Mr. Harris has a diagnosis of coronary artery disease, chronic stable angina, hyperlipidemia, and is a current smoker with a 20 pack year history.

Because his angina is no longer responding to treatment, his cardiologist recommended PCI for Mr. Harris.

Coronary artery disease, or CAD, is the narrowing or obstruction of coronary arteries.

This narrowing is caused by atherosclerosis, a lipid containing plaque that accumulates on artery walls.

Over time, the plaque build up reduces myocardial perfusion and causes ischemia as the demand for oxygen exceeds the supply.

Myocardial ischemia leads to a type of chest pain called angina, which can be either stable or unstable.

Stable angina usually occurs when atherosclerotic plaque is fixed to the artery wall and occludes at least 75 percent of the coronary artery, whereas with unstable angina, the plaque ruptures and almost completely occludes the artery lumen.

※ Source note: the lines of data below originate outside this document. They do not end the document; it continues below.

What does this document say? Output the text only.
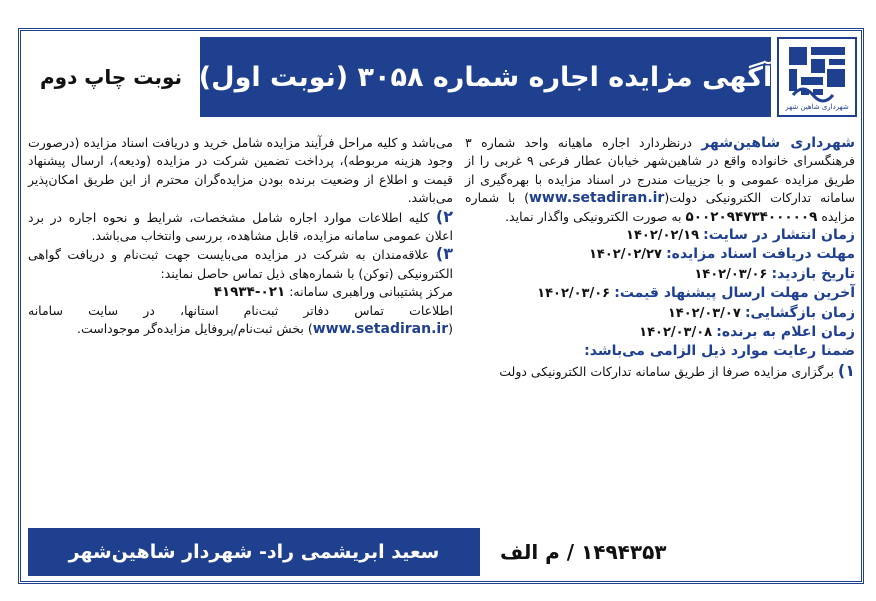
شهرداری شاهین شهر
آگهی مزایده اجاره شماره ۳۰۵۸ (نوبت اول)
نوبت چاپ دوم

شهرداری شاهین‌شهر درنظردارد اجاره ماهیانه واحد شماره ۳ فرهنگسرای خانواده واقع در شاهین‌شهر خیابان عطار فرعی ۹ غربی را از طریق مزایده عمومی و با جزییات مندرج در اسناد مزایده با بهره‌گیری از سامانه تدارکات الکترونیکی دولت(www.setadiran.ir) با شماره مزایده ۵۰۰۲۰۹۴۷۳۴۰۰۰۰۰۹ به صورت الکترونیکی واگذار نماید.

زمان انتشار در سایت: ۱۴۰۲/۰۲/۱۹

مهلت دریافت اسناد مزایده: ۱۴۰۲/۰۲/۲۷

تاریخ بازدید: ۱۴۰۲/۰۳/۰۶

آخرین مهلت ارسال پیشنهاد قیمت: ۱۴۰۲/۰۳/۰۶

زمان بازگشایی: ۱۴۰۲/۰۳/۰۷

زمان اعلام به برنده: ۱۴۰۲/۰۳/۰۸

ضمنا رعایت موارد ذیل الزامی می‌باشد:

۱) برگزاری مزایده صرفا از طریق سامانه تدارکات الکترونیکی دولت

می‌باشد و کلیه مراحل فرآیند مزایده شامل خرید و دریافت اسناد مزایده (درصورت وجود هزینه مربوطه)، پرداخت تضمین شرکت در مزایده (ودیعه)، ارسال پیشنهاد قیمت و اطلاع از وضعیت برنده بودن مزایده‌گران محترم از این طریق امکان‌پذیر می‌باشد.

۲) کلیه اطلاعات موارد اجاره شامل مشخصات، شرایط و نحوه اجاره در برد اعلان عمومی سامانه مزایده، قابل مشاهده، بررسی وانتخاب می‌باشد.

۳) علاقه‌مندان به شرکت در مزایده می‌بایست جهت ثبت‌نام و دریافت گواهی الکترونیکی (توکن) با شماره‌های ذیل تماس حاصل نمایند:

مرکز پشتیبانی وراهبری سامانه: ۰۲۱-۴۱۹۳۴

اطلاعات تماس دفاتر ثبت‌نام استانها، در سایت سامانه (www.setadiran.ir) بخش ثبت‌نام/پروفایل مزایده‌گر موجوداست.

سعید ابریشمی راد- شهردار شاهین‌شهر	۱۴۹۴۳۵۳ / م الف
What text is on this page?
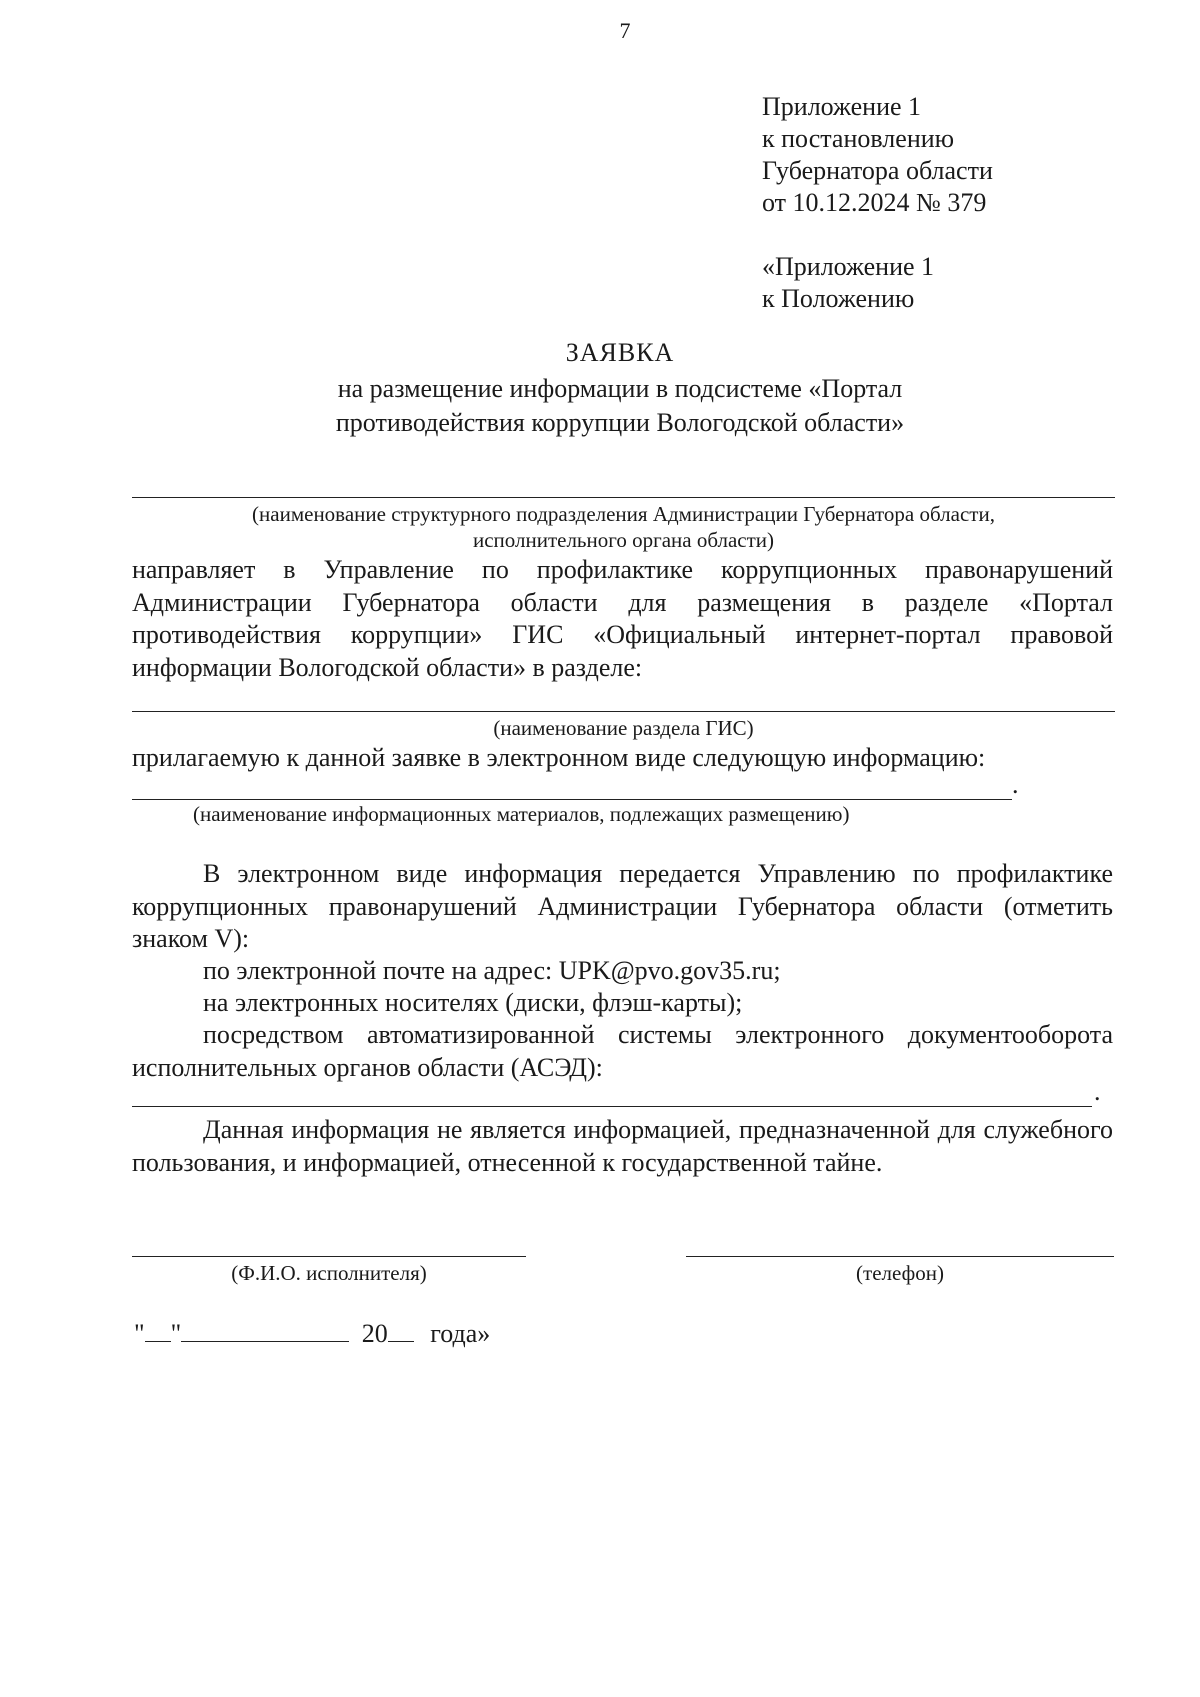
7
Приложение 1
к постановлению
Губернатора области
от 10.12.2024 № 379
«Приложение 1
к Положению
ЗАЯВКА
на размещение информации в подсистеме «Портал
противодействия коррупции Вологодской области»
(наименование структурного подразделения Администрации Губернатора области,
исполнительного органа области)
направляет в Управление по профилактике коррупционных правонарушений Администрации Губернатора области для размещения в разделе «Портал противодействия коррупции» ГИС «Официальный интернет-портал правовой информации Вологодской области» в разделе:
(наименование раздела ГИС)
прилагаемую к данной заявке в электронном виде следующую информацию:
.
(наименование информационных материалов, подлежащих размещению)
В электронном виде информация передается Управлению по профилактике коррупционных правонарушений Администрации Губернатора области (отметить знаком V):
по электронной почте на адрес: UPK@pvo.gov35.ru;
на электронных носителях (диски, флэш-карты);
посредством автоматизированной системы электронного документооборота исполнительных органов области (АСЭД):
.
Данная информация не является информацией, предназначенной для служебного пользования, и информацией, отнесенной к государственной тайне.
(Ф.И.О. исполнителя)	(телефон)
" "	20 года»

The clinical presentation helps to differentiate stable and unstable angina using the acronym OPQRST.

O stands for onset, which for stable angina is during activity or emotional stress, due to increased oxygen demand, whereas for unstable angina, onset can be sudden or even at rest.

P is for palliation. Stable angina is relieved by re st or vasodilators like nitroglycerin, whereas unstable angina is not relieved.

Q stands for the quality of pain, which often involves pressure, crushing, squeezing, or tightness. Pain is more severe with unstable angina.

R stands for radiation of pain, because it often radiates to the shoulders, arms, jaw, neck, or back.